Right before the pandemic shut down the world two years ago, I drove with my youngest daughter to the New Hampshire village when I had spent ten years of my childhood. My family no longer lives there. An old high school flame had contacted me around that time, and I was half-thinking I might look him up some day. My daughter and I parked at the end of the street where I had walked with my siblings countless times, and then past the house where we lived and into the library when I had spent so many hours, dreaming of my life to come.
In a strange, almost sepia-toned kind of way, I felt I had been able to step into that past and see again the sweetness of it — something that seems so often lost in memory.
There’s that famous line from Tom Wolfe that you can’t ever go home again, but these days I’m wondering if that’s because you can’t ever really leave your home. I read that novel in high school, in that beloved library, a great big novel that I devoured with such enthusiasm.
Twenty-five years ago, a young woman driving a Subaru Justy ran into my VW Rabbit in a sudden snow squall, just like the one above. I wasn’t wearing a seatbelt, and somehow miraculously survived wholly intact. The young woman sat in her car, crying, in the middle of the highway, and I stood outside her car, begging her to get out. “I’ve killed you,” she wept. I kept insisting I was fine. I was wearing a blue sweater my mother had knit me, and I spread my arms out wide. “I’m alive.”
Her insurance company gave me three thousand dollars, which my husband and I used to start a sugaring business. Much later, I sold pieces of that business and bought a house in the village. I’m still carrying that squall and that woman with me. I never saw her again. I hope she’s well.
We’re nearly at midwinter, the turning-around point of early February. The ice is hard; there’s snow; the light returns, an extra dipperful of it each day.
There’s that Currier & Ives vision of midwinter, nestled deep in fluffy snow that I’ve experienced in a few flashes. This year, unease eats us all around the edges, in strange kinds of ways. A shortage of kitty litter in the supermarket. What does that mean? Maybe nothing worth thinking about at all.
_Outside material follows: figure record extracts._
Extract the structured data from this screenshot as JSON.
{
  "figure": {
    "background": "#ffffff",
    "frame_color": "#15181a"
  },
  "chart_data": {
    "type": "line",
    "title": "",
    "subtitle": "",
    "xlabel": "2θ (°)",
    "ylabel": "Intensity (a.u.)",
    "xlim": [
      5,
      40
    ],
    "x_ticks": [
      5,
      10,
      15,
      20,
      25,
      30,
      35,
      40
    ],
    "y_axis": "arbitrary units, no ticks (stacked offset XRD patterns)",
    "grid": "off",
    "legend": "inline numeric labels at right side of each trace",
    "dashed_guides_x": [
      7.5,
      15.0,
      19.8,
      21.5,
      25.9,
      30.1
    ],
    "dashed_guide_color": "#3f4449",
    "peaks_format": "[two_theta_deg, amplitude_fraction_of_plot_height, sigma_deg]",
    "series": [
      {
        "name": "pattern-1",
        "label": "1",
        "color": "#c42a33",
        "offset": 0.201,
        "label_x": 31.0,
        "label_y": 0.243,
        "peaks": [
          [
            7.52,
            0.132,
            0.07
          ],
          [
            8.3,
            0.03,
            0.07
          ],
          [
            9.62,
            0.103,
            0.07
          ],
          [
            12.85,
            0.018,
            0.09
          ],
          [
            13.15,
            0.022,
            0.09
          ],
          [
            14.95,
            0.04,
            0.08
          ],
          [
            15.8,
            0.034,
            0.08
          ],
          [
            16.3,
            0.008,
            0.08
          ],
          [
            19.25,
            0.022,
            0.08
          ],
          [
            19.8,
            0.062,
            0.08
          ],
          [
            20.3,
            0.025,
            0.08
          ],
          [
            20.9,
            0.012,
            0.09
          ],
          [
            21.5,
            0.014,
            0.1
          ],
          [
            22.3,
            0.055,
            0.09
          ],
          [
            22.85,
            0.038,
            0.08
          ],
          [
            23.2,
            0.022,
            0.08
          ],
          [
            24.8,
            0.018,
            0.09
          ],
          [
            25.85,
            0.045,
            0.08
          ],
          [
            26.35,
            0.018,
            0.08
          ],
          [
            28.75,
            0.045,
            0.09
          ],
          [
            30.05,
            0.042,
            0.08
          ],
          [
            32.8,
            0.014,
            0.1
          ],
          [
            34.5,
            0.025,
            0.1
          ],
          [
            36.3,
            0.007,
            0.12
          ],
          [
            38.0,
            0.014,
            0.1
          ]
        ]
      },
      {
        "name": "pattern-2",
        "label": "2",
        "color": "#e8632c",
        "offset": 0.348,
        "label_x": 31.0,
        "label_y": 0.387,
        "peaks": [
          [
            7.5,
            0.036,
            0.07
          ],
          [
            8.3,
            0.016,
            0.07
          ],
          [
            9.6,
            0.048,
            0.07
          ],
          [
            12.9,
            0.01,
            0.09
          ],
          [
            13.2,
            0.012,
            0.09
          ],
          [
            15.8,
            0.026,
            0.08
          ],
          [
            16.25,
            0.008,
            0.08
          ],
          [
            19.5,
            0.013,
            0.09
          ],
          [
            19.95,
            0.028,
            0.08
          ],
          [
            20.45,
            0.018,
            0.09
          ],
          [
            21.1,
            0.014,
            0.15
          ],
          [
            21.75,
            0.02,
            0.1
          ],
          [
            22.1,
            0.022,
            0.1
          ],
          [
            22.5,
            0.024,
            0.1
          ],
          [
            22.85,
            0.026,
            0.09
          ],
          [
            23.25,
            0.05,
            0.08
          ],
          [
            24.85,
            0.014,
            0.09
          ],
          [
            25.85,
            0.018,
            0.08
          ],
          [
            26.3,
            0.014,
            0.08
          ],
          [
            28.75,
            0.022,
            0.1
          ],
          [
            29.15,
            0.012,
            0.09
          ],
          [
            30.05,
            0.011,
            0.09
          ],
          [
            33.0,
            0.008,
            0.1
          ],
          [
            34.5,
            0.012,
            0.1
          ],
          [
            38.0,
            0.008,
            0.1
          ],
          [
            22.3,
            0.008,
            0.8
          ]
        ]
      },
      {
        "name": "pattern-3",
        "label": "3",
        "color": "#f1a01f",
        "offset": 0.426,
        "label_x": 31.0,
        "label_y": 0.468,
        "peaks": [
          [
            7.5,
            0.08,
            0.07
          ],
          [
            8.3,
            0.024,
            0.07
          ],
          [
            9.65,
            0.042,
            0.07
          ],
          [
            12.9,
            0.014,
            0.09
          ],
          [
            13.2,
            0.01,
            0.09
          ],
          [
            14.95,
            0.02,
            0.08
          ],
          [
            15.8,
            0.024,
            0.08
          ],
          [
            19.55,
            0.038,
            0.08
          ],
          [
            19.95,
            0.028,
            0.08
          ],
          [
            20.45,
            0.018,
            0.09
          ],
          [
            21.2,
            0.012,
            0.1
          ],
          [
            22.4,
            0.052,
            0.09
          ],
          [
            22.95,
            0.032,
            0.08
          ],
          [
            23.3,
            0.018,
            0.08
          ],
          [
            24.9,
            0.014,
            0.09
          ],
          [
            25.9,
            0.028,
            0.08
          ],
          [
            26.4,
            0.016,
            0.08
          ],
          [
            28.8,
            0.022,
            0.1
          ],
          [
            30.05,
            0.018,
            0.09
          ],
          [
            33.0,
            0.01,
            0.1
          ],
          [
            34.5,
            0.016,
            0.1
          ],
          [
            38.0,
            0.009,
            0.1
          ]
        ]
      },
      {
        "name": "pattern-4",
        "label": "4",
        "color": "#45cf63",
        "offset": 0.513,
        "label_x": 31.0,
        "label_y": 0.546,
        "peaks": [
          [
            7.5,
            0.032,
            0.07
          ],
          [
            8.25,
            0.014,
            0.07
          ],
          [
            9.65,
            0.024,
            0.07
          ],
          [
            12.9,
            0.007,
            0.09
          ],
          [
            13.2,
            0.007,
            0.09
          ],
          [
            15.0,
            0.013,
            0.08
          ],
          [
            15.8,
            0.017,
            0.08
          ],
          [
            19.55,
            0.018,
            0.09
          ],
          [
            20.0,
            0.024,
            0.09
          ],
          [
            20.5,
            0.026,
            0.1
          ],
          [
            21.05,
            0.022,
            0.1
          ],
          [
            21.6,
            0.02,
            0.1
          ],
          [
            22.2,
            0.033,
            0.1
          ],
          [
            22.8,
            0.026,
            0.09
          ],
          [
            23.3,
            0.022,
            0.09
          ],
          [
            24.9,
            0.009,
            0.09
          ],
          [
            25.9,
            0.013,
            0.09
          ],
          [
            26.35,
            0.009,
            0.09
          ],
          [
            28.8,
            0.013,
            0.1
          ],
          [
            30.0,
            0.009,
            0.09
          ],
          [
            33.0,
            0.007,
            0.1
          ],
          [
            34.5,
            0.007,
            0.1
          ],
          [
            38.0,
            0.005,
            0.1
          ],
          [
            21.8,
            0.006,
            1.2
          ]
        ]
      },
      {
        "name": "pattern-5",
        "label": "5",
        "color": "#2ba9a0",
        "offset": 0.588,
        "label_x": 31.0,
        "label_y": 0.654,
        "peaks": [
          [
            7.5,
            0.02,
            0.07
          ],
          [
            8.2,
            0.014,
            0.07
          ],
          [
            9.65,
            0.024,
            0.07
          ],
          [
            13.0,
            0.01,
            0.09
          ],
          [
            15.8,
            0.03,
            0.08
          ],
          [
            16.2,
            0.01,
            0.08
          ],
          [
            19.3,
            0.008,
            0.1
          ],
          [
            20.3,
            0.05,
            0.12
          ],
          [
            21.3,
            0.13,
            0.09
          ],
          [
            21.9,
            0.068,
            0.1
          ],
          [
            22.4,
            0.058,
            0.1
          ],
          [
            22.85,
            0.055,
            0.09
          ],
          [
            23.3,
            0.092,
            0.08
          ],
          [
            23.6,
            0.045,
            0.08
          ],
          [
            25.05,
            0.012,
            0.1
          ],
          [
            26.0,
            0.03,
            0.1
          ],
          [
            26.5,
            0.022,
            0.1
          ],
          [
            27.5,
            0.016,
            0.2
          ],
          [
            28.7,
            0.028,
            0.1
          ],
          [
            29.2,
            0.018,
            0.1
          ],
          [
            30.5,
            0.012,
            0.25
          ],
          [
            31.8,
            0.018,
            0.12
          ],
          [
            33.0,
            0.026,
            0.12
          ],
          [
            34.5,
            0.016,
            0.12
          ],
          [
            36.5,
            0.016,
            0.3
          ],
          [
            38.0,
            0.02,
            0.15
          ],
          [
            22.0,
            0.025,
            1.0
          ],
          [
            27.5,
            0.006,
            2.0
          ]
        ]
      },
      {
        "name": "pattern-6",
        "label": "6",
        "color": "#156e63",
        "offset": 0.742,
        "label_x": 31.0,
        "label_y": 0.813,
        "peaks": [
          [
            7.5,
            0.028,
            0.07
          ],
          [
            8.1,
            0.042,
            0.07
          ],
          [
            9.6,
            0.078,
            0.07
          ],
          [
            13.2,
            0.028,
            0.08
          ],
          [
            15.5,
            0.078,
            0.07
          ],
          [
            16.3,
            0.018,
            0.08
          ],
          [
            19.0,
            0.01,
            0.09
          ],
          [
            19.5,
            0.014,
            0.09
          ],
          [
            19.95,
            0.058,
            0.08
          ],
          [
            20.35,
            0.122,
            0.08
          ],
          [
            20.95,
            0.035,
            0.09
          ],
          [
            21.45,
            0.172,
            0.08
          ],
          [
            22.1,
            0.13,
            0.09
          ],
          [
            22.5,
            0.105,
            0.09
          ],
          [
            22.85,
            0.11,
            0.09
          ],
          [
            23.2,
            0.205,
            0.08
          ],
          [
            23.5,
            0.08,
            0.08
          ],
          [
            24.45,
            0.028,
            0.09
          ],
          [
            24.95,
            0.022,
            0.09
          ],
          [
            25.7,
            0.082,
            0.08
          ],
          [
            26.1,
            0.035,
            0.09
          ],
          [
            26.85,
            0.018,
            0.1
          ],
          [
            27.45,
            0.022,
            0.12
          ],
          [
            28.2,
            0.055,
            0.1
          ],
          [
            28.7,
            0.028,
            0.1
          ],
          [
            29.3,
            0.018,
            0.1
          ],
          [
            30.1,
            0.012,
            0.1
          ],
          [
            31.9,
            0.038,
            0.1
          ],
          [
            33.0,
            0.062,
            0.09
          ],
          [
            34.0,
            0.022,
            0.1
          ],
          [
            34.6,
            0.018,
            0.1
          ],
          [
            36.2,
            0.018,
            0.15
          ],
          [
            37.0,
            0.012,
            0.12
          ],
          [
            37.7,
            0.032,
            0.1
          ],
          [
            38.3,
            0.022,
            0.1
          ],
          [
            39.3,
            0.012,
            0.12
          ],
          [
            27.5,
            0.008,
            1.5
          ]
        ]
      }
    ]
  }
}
I buy a gallon of paint at the local hardware store. The young man who mixes it went to high school with my daughter. He puts the paint to shake, and I wait and wait in my winter coat and my knitted hat. I remember the first summer I canned so much from my garden and the endless jars I bought here — invested in, really — so many mason jars. High on a storage shelf above my head are those boxes of Ball jars, waiting for tomatoes and green beans and chutney.
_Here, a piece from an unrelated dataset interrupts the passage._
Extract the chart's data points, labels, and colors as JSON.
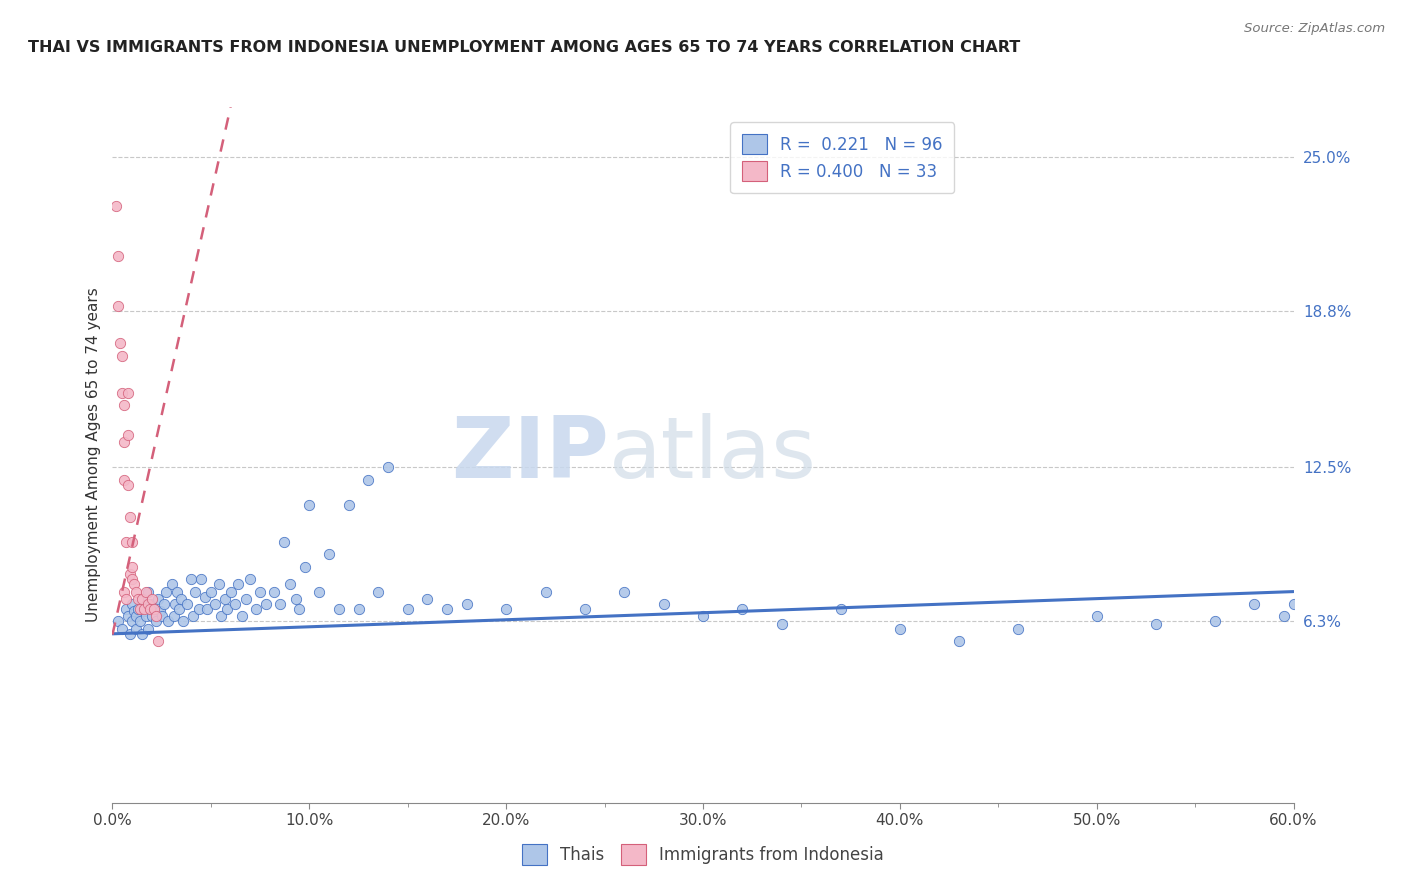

He reappears, his face mostly hidden behind his mask. With a key, he opens the can of newly mixed paint. For a moment, he stands there, studying it. Then he asks if that yellow is the right color. I tell him, Yes. He hammers back on the lid, then pushes the can towards me. Good luck, he says.
As I walk out, I wonder if he means good luck with the color, or the painting, or just generally. But what’s the point, really? We all could use a little good luck.
2020 might not have been the brightest year on record, but then, say, 1944 might not have been all that rosy, either.
2020 became the year when our house finally became a home. Three years ago, I sold our former house and moved with my daughters. We moved, I realized only later, only out of desperation, to leave a bad scenario for what I hope would be a better life.
2020 showed me that this story — while uniquely ours — is also the human story, of movement and longing, of fear and hope. We’ve now claimed ownership of this house — us three females and our two house cats — through countless meals and nights and early mornings, through arguing about things petty and not-so-petty. We claimed ownership all those spring days when I leaned against the kitchen counter, listening to the governor and wondering what the heck was happening; through my daughter setting up high school in front of the wood stove, through the slow dawning when I realized my employment was no longer viable, and I would need to adapt.
I did. We did.
During this hard year, the ancient moon rose and set over our metal roof, over our neighbor boys’ sandbox, the road sloping down our hill and out into the world, our village, our sweet state of Vermont, the veritable globe.